Costica résume sa situation intenable face caméra : il sème dix hectares d'orge, trois vont aux animaux, il lui en reste sept à vendre. Quand tout va bien il s'en sort tout juste : « c'est ça l'agriculture en Moldavie », ajoute-t-il avec un sourire crispé. Il sème et récolte à la main avec l'aide de ses seuls enfants, un jeune garçon et deux adolescentes. Pour sauver les siens de cette impasse, la mère est partie travailler en Italie.

Costica est double : tendre comme une mère, il mène ses troupes comme un chef militaire. Qu'il soigne les boutons de varicelle de son fils, qu'il pétrisse le pain, range la maison ou aide une chèvre à mettre bas, ses mains sont d'une douceur infinie. Des gestes connaisseurs, mille fois répétés mais exécutés avec plaisir devant la caméra, avec passion et même conviction.

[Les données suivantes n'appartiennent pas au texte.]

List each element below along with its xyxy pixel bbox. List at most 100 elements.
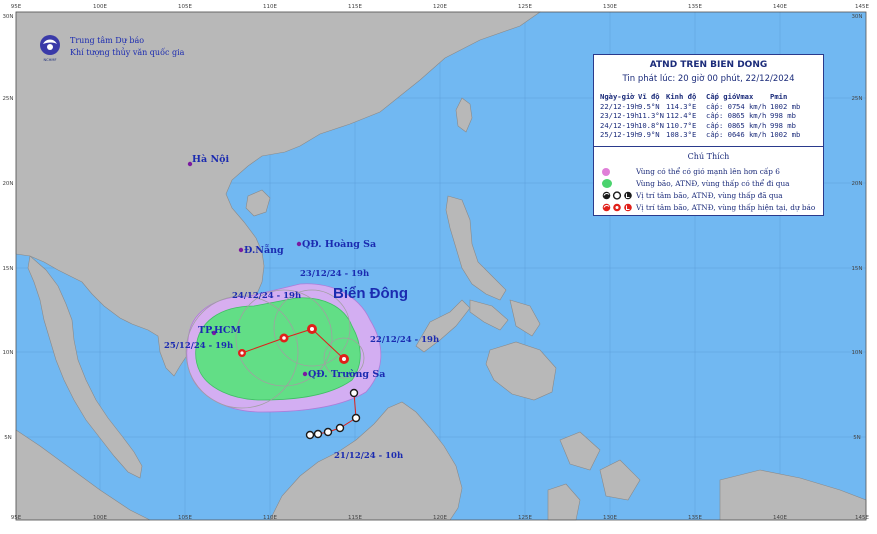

Conviction que ce qu'il fait est « ce qu'il faut faire ». Sa femme là-bas est clandestine, coincée. Il la harcèle au téléphone au sujet de ses papiers. En attendant son improbable retour, la vie est suspendue dans la maison familiale.

Temps de l'absence. Quotidien de la maison. Cycle naturel. Tout est comme « avant » dans l'environnement de la maison. Costica s'y emploie avec acharnement. Le temps qui passe est suggéré par de très beaux plans de la campagne environnante, une nature sauvage et belle, tranchante et immuable. Les jours se suivent, les uns ressemblant aux autres. Le retour de l'école est ponctué par l'incontournable compte-rendu des enfants sur les notes obtenues en roumain, en maths, en histoire géo. Les repas et les couchers se répètent et traduisent l'absence de la mère, la douleur de la séparation.

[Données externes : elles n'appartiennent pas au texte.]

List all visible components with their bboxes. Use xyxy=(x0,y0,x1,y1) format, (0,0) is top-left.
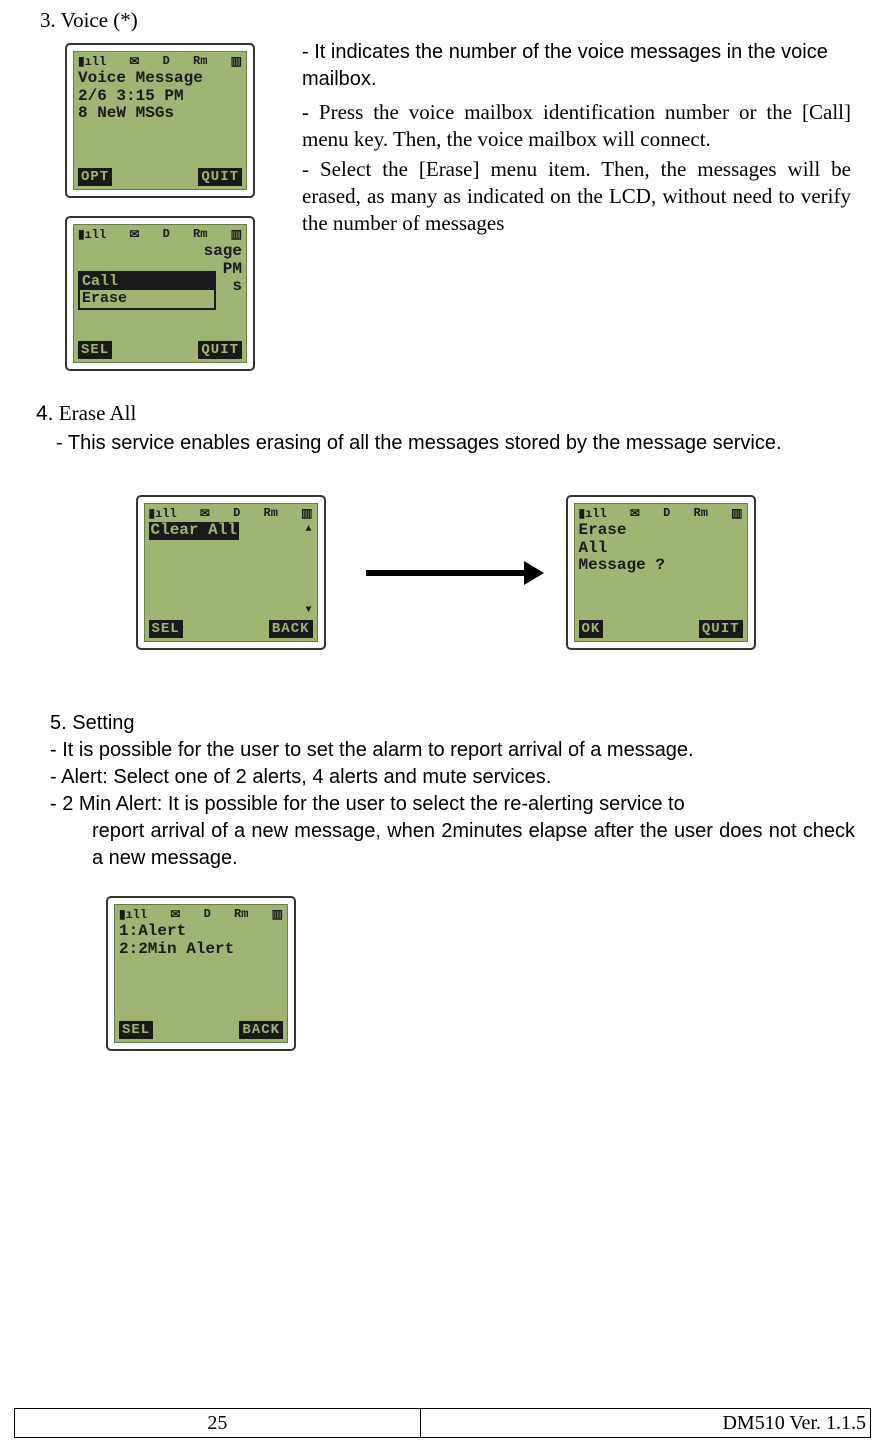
battery-icon: ▥ xyxy=(231,54,242,69)
page-number: 25 xyxy=(15,1409,421,1437)
envelope-icon: ✉ xyxy=(129,227,139,242)
signal-icon: ▮ıll xyxy=(149,506,177,521)
softkey-back: BACK xyxy=(269,620,313,638)
softkey-back: BACK xyxy=(239,1021,283,1039)
section3-body: - Press the voice mailbox identification… xyxy=(302,99,851,154)
popup-item-erase: Erase xyxy=(80,290,214,307)
section5-bullet: - 2 Min Alert: It is possible for the us… xyxy=(50,791,855,818)
popup-menu: Call Erase xyxy=(78,271,216,310)
signal-icon: ▮ıll xyxy=(78,54,106,69)
section5-bullet: - Alert: Select one of 2 alerts, 4 alert… xyxy=(50,764,855,791)
lcd-selected-item: Clear All xyxy=(149,522,239,540)
battery-icon: ▥ xyxy=(272,907,283,922)
lcd-line: 8 NeW MSGs xyxy=(78,105,242,123)
screenshot-clear-all: ▮ıll ✉ D Rm ▥ Clear All ▲ ▼ SEL BACK xyxy=(136,495,326,650)
d-icon: D xyxy=(233,506,240,520)
arrow-right-icon xyxy=(366,570,526,576)
d-icon: D xyxy=(663,506,670,520)
rm-icon: Rm xyxy=(264,506,278,520)
section3-body: - Select the [Erase] menu item. Then, th… xyxy=(302,156,851,238)
rm-icon: Rm xyxy=(193,54,207,68)
softkey-sel: SEL xyxy=(119,1021,153,1039)
envelope-icon: ✉ xyxy=(630,506,640,521)
softkey-quit: QUIT xyxy=(198,168,242,186)
rm-icon: Rm xyxy=(694,506,708,520)
section5-bullet: - It is possible for the user to set the… xyxy=(50,737,855,764)
lcd-line: Erase xyxy=(579,522,743,540)
battery-icon: ▥ xyxy=(301,506,312,521)
doc-version: DM510 Ver. 1.1.5 xyxy=(421,1409,870,1437)
signal-icon: ▮ıll xyxy=(579,506,607,521)
rm-icon: Rm xyxy=(234,907,248,921)
softkey-sel: SEL xyxy=(149,620,183,638)
screenshot-voice-message: ▮ıll ✉ D Rm ▥ Voice Message 2/6 3:15 PM … xyxy=(65,43,255,198)
section5-bullet-cont: report arrival of a new message, when 2m… xyxy=(50,818,855,872)
lcd-line: Voice Message xyxy=(78,70,242,88)
lcd-line: All xyxy=(579,540,743,558)
page-footer: 25 DM510 Ver. 1.1.5 xyxy=(14,1408,871,1438)
lcd-line: 2/6 3:15 PM xyxy=(78,88,242,106)
softkey-ok: OK xyxy=(579,620,604,638)
battery-icon: ▥ xyxy=(731,506,742,521)
screenshot-call-erase-menu: ▮ıll ✉ D Rm ▥ sage PM s Call Erase SEL xyxy=(65,216,255,371)
lcd-line: Message ? xyxy=(579,557,743,575)
envelope-icon: ✉ xyxy=(170,907,180,922)
battery-icon: ▥ xyxy=(231,227,242,242)
section3-heading: 3. Voice (*) xyxy=(30,8,855,33)
d-icon: D xyxy=(163,54,170,68)
lcd-bg-text: sage xyxy=(78,243,242,261)
signal-icon: ▮ıll xyxy=(78,227,106,242)
section4-heading: 4. Erase All xyxy=(36,401,855,426)
popup-item-call: Call xyxy=(80,273,214,290)
envelope-icon: ✉ xyxy=(129,54,139,69)
section5-heading: 5. Setting xyxy=(50,710,855,737)
envelope-icon: ✉ xyxy=(200,506,210,521)
lcd-line: 2:2Min Alert xyxy=(119,941,283,959)
rm-icon: Rm xyxy=(193,227,207,241)
d-icon: D xyxy=(163,227,170,241)
lcd-line: 1:Alert xyxy=(119,923,283,941)
softkey-sel: SEL xyxy=(78,341,112,359)
d-icon: D xyxy=(204,907,211,921)
section4-desc: - This service enables erasing of all th… xyxy=(36,430,855,457)
softkey-quit: QUIT xyxy=(198,341,242,359)
signal-icon: ▮ıll xyxy=(119,907,147,922)
section3-lead: - It indicates the number of the voice m… xyxy=(302,39,851,93)
softkey-opt: OPT xyxy=(78,168,112,186)
scroll-down-icon: ▼ xyxy=(305,605,311,616)
screenshot-erase-all-confirm: ▮ıll ✉ D Rm ▥ Erase All Message ? OK QUI… xyxy=(566,495,756,650)
scroll-up-icon: ▲ xyxy=(305,524,311,535)
screenshot-setting-menu: ▮ıll ✉ D Rm ▥ 1:Alert 2:2Min Alert SEL B… xyxy=(106,896,296,1051)
softkey-quit: QUIT xyxy=(699,620,743,638)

Le film est ponctué de déclarations de Costica à la caméra, comme des petits bilans de ce qu'il vit, comme des extraits de ce qu'il pourrait dire à sa femme. Comme des moments de pause, de relâchement, de confidence qu'il nous livre. Le reste du film observe patiemment la vie de ce père poule bouleversé et bouleversant. La caméra nous rend témoin distancé de la relation de toute la maisonnée avec la mère absente. Des colis arrivent d'Italie avec du fromage que le jeune fils prend pour du savon et qui sent l'ailleurs, la vie étrangère de la mère. Des communications téléphoniques avec elle dont la voix paraît si loin montrent le désarroi et le manque. Le temps passe, la ferme paraît de plus en plus éloignée de tout.

Les scènes de la vie ordinaire comportent de nombreux champs, contre-champs et une touche fictionnelle qui peut dérouter le spectateur. Les protagonistes jouent leur propre rôle avec talent et ces scènes rituelles, où le geste est répété et rejoué comme à l'infini, permet à Thomas Ciulei de composer une forme documentaire originale. Tourné en 35 mm, avec une équipe de sept personnes pendant trois mois, six jours par semaine, Podul de Flori a la beauté d'un film de cinéma patiemment composé avec le réel. Chaque jour, Thomas Ciulei décide de filmer des saynètes observées quelques heures auparavant qu'il demande aux protagonistes de rejouer. Ces scènes entre fiction et réel ponctuent le film et lui donne sa profondeur temporelle. Les saisons s'enchaînent, les enfants grandissent et la mère n'est toujours pas là. Les liens se distendent. L'absence se fait plus crue de jour en jour. Les lettres des enfants lues en voix off nous invitent un peu plus dans leur univers face à un Costica hyperactif. Il retourne la maison, nettoie, s'occupe du jardin, soigne les animaux et les êtres vivants sous son toit.

La vie de la famille est montrée de ce point de vue de l'absence. Aucun autre personnage ne traverse le film, si ce n'est quelques silhouettes fugitives. Le clan est fermé, resserré autour de l'âpreté du présent. Costica porte à bout de bras ses enfants et se convainc lui-même qu'ils ont fait le bon choix à travers ses monologues où transparaît son émotion.

Thomas Ciulei prend le parti d'exagérer l'absence de la mère. Costica vit au jour le jour et pousse toute son énergie et ses enfants vers l'avant. Vers demain : un temps incertain où se dessine l'espoir des retrouvailles et l'avenir des enfants.

Podul de Flori (Le Pont des fleurs)
Thomas Ciulei, 87 min, 35 mm couleur, 2008, Roumanie.